ROMANTIC COMEDY; 1hr 33min
STARRING: Julia Louis-Dreyfus, James Gandolfini, Catherine Keener
The happy couple: Gandolfini and Louis-Dreyfus
Writer-director Nicole Holofcener (Friends with Money) so captures the awkward ebb and flow of midlife dating in her finely tuned take on love that by the time they’ve finished their first dinner, you feel you’ve known Eva and Albert (Louis-Dreyfus and Gandolfini) forever. The endearing stars have a great deal to do with that, too, playing off each other with a cheery ease that makes Gandolfini’s premature passing, three months before the film’s debut, all the more sorrowful.
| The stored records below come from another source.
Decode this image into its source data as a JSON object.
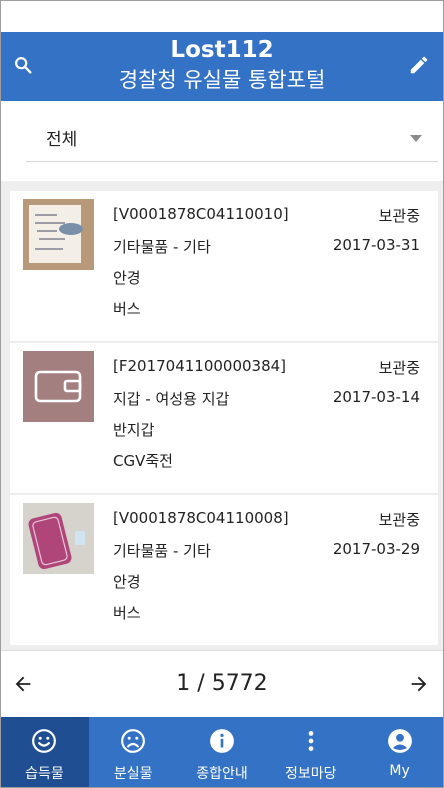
{
  "header": {
    "title_line1": "Lost112",
    "title_line2": "경찰청 유실물 통합포털"
  },
  "filter": {
    "selected": "전체"
  },
  "items": [
    {
      "code": "[V0001878C04110010]",
      "status": "보관중",
      "category": "기타물품 - 기타",
      "date": "2017-03-31",
      "name": "안경",
      "place": "버스"
    },
    {
      "code": "[F2017041100000384]",
      "status": "보관중",
      "category": "지갑 - 여성용 지갑",
      "date": "2017-03-14",
      "name": "반지갑",
      "place": "CGV죽전"
    },
    {
      "code": "[V0001878C04110008]",
      "status": "보관중",
      "category": "기타물품 - 기타",
      "date": "2017-03-29",
      "name": "안경",
      "place": "버스"
    }
  ],
  "pager": {
    "text": "1 / 5772"
  },
  "nav": {
    "tabs": [
      {
        "label": "습득물",
        "icon": "smile-icon"
      },
      {
        "label": "분실물",
        "icon": "sad-icon"
      },
      {
        "label": "종합안내",
        "icon": "info-icon"
      },
      {
        "label": "정보마당",
        "icon": "more-vert-icon"
      },
      {
        "label": "My",
        "icon": "account-icon"
      }
    ]
  },
  "colors": {
    "primary": "#3472c6",
    "active_tab": "#1f4f92",
    "wallet_thumb": "#a47f80"
  }
}
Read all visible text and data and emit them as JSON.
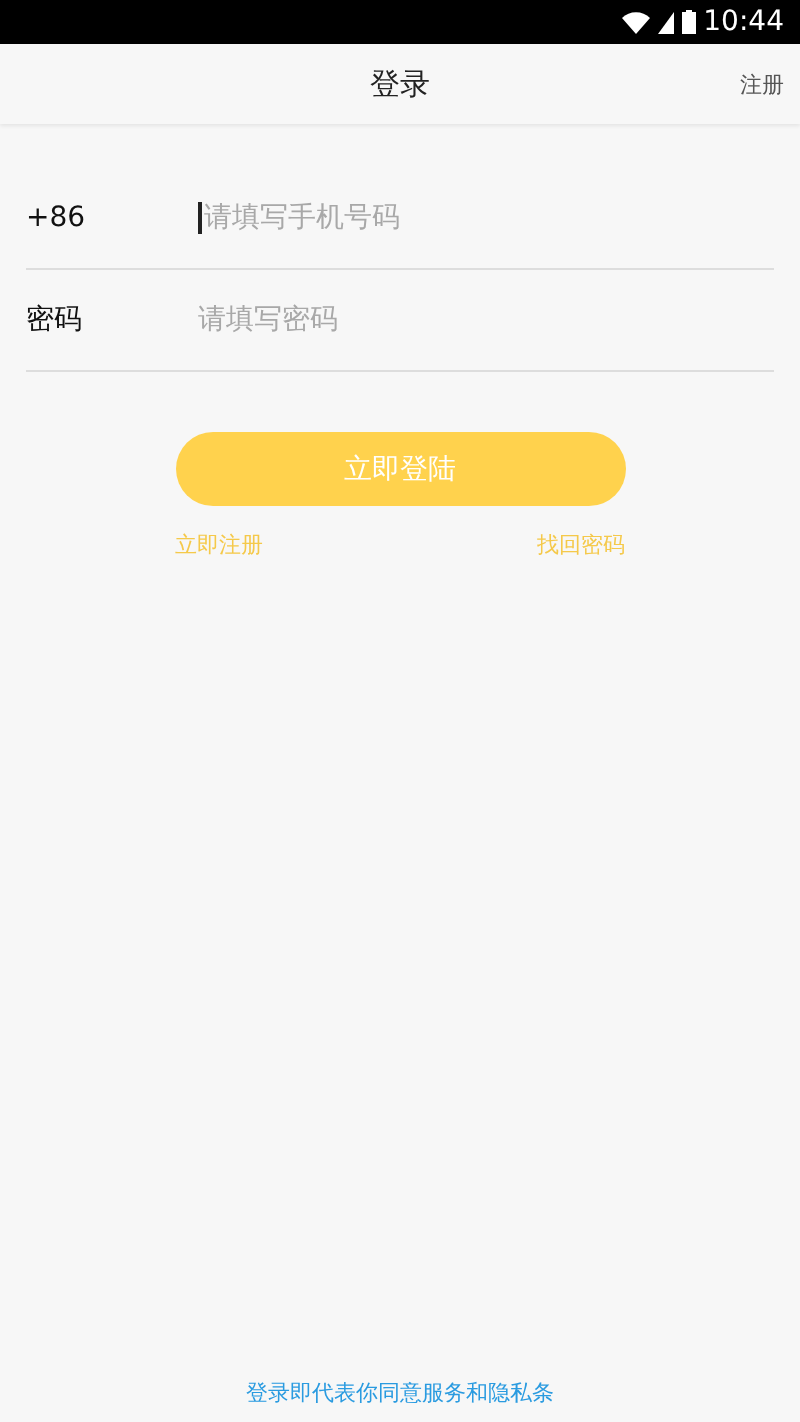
{
  "status_bar": {
    "time": "10:44"
  },
  "header": {
    "title": "登录",
    "action": "注册"
  },
  "fields": [
    {
      "label": "+86",
      "placeholder": "请填写手机号码",
      "focused": true
    },
    {
      "label": "密码",
      "placeholder": "请填写密码",
      "focused": false
    }
  ],
  "login_button": "立即登陆",
  "links": [
    "立即注册",
    "找回密码"
  ],
  "footer": "登录即代表你同意服务和隐私条"
}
When masseuse Eva and TV librarian Albert — both divorced, both with college-age daughters — meet at a party, sparks don’t fly right away. But he’s a lovely guy, they totally get each other and they soon settle into a dovetailed fit that’s both a comfort and a buzz. The enormous hitch is that Eva’s new friend/client Marianne (Keener) is Albert’s embittered ex-wife, and neither she nor he is aware of Eva’s dual play. Hooked and appalled, Eva can’t help herself even as Marianne’s negativity chips away at her perception of Albert. You care about all this because Eva and Albert are so lived-in and human, their regular lives yielding profound relationship truths.